The Real Tuesday Weld: L’Amour et la Morte

The Real Tuesday Weld
L'Amour et la Morte
Kindercore
2001-01-16

The Real Tuesday Weld, a.k.a. Stephen Coates, is a stylish man. Or at least he sounds that way on his 15-minute L’Amour et la Morte EP. All five songs have that sort of aloof, “look at me, I’m beautiful” feel to them. It’s the sort of release where first impressions prove wrong. At first, this sounds like a narcissistic exercise in showiness, all style and no substance. But then you notice the inventive, continually intriguing music, and the day has been saved. The Real Tuesday World is a creative musical tinkerer disguising himself as a fashionplate.

The first track, the title track, recasts cynic-romantic Lloyd Cole (himself quite a stylish man) as an over-the-top pop crooner, over a beautifully scattered mix of music. There’s skittery beats, organ, vocal samples, strings and probably much, much more. Coates has an open attitude toward instrumentation; it sounds like he’ll take anything and make it work, and that’s what he does throughout the EP’s five tracks.

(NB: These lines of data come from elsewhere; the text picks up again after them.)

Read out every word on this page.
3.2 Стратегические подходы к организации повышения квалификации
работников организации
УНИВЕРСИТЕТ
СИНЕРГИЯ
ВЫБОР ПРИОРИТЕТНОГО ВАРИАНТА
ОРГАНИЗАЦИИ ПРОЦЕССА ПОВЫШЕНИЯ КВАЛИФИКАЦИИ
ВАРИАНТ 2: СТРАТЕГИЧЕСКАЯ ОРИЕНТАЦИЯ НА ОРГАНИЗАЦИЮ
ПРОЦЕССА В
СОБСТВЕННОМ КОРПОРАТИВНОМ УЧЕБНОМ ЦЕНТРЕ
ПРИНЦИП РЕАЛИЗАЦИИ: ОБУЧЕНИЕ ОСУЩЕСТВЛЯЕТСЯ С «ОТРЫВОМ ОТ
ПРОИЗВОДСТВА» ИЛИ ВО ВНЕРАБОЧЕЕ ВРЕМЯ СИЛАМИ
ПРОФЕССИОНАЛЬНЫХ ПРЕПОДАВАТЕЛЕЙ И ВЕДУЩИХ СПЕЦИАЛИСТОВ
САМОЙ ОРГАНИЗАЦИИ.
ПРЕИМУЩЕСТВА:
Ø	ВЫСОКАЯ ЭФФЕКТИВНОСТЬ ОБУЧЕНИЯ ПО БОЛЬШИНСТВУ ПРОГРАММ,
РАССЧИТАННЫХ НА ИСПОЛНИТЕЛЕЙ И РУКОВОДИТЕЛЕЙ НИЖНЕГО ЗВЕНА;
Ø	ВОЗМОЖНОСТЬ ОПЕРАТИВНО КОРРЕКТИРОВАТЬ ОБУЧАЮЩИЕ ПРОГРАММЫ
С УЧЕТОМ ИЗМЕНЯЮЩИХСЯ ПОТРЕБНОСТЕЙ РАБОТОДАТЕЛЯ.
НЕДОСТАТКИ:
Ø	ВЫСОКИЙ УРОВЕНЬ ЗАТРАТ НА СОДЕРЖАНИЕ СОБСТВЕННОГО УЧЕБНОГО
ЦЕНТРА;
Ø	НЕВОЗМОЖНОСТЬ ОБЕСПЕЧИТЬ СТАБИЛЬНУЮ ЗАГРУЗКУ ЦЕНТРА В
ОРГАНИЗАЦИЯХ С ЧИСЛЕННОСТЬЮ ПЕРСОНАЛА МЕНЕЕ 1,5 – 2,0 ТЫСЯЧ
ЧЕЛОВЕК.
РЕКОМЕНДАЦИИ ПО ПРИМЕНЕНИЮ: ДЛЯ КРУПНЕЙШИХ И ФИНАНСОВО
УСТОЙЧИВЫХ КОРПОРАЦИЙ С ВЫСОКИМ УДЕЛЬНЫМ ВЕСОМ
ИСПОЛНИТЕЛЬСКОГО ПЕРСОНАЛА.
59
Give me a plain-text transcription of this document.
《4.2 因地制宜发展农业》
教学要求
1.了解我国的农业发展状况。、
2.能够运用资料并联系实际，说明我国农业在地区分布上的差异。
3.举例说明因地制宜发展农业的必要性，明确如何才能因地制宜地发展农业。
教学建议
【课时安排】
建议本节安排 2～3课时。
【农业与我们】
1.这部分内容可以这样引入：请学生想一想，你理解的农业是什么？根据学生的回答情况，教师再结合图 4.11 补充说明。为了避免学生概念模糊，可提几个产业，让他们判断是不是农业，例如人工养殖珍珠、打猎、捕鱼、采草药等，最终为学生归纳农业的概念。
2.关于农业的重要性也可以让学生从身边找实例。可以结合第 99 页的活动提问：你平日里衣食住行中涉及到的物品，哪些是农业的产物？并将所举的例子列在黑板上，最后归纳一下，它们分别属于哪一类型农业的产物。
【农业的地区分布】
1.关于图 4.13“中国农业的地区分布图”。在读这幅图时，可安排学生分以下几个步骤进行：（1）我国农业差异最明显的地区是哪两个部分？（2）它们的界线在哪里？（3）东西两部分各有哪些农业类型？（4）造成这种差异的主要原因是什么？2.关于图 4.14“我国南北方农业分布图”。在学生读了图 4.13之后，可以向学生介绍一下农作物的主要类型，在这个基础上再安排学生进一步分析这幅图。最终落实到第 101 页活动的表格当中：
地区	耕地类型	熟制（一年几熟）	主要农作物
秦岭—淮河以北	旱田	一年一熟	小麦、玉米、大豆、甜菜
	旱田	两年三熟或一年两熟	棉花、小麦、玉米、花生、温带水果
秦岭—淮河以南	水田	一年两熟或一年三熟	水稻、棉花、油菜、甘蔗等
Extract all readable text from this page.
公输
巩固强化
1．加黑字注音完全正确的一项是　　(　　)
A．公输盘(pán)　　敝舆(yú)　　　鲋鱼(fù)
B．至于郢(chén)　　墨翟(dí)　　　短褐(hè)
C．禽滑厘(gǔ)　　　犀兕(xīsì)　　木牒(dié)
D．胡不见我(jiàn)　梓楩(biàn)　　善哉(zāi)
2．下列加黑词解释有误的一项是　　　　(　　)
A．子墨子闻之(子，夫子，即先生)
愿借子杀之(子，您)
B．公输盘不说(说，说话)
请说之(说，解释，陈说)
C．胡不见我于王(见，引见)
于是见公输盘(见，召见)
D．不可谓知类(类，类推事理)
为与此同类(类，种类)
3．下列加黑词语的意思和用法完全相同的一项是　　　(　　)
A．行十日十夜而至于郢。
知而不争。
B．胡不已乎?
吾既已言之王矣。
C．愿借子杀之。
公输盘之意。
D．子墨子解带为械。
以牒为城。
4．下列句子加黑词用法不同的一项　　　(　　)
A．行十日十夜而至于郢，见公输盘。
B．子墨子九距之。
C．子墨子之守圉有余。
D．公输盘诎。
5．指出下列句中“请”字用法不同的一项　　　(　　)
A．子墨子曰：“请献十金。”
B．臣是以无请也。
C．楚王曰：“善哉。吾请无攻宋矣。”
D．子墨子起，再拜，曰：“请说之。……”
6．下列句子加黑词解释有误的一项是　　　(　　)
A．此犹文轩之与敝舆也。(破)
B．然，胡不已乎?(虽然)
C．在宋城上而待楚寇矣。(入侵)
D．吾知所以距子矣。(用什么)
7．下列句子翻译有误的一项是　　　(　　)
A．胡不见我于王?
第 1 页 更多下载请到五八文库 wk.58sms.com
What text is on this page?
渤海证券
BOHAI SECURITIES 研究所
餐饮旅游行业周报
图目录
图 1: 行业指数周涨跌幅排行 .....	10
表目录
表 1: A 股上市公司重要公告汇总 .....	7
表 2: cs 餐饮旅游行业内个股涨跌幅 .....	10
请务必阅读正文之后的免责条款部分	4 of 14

Some are nearly dance tracks, some are smooth ballads, and all are completely stunning, as far as the music goes. “Epitaph For a Dead Uncle” takes a light swing tune and matches it with unique vocal techniques, both natural (falsetto) and manipulated (echo). “The Real Tuesday Weld (Weld Mix)” at first seems like the least interesting track, a dance-pop track with almost inane lyrics about the singer’s real identity…that is, until you notice the buzzing (of a welder’s tools?) thrown into the mix every 30 seconds or so.

It’s hard to tell how far The Real Tuesday Weld can take his glamorous torch singer shtick. Plain and simple, the lyrics here don’t excite me. It’s hard to tell if really is that full of himself, or if it’s just a joke. Even a lost-love ballad like “The Days of You and Me” manages to be about how fabulous the Real Tuesday Weld looks and is. Still, Stephen Coates seems to have bountiful talent in the areas of composing music that’s filled with surprise and variety. Every track on the EP serves as an example. “The Days of You and Me” might not be the high point lyrically, but composition-wise it is. It mixes mellow pop, a whispery voice and the sound of a bossa-nova trio with people talking about love and a lonely trumpet off in the distance.

I don’t know much about Stephen Coates. It’s obvious from his songs that he doesn’t want you to, he’s comfortable wearing his persona like the latest fashion. What I do know is he’s on top of things musically, and L’Amour et la Morte is a joy in that regard.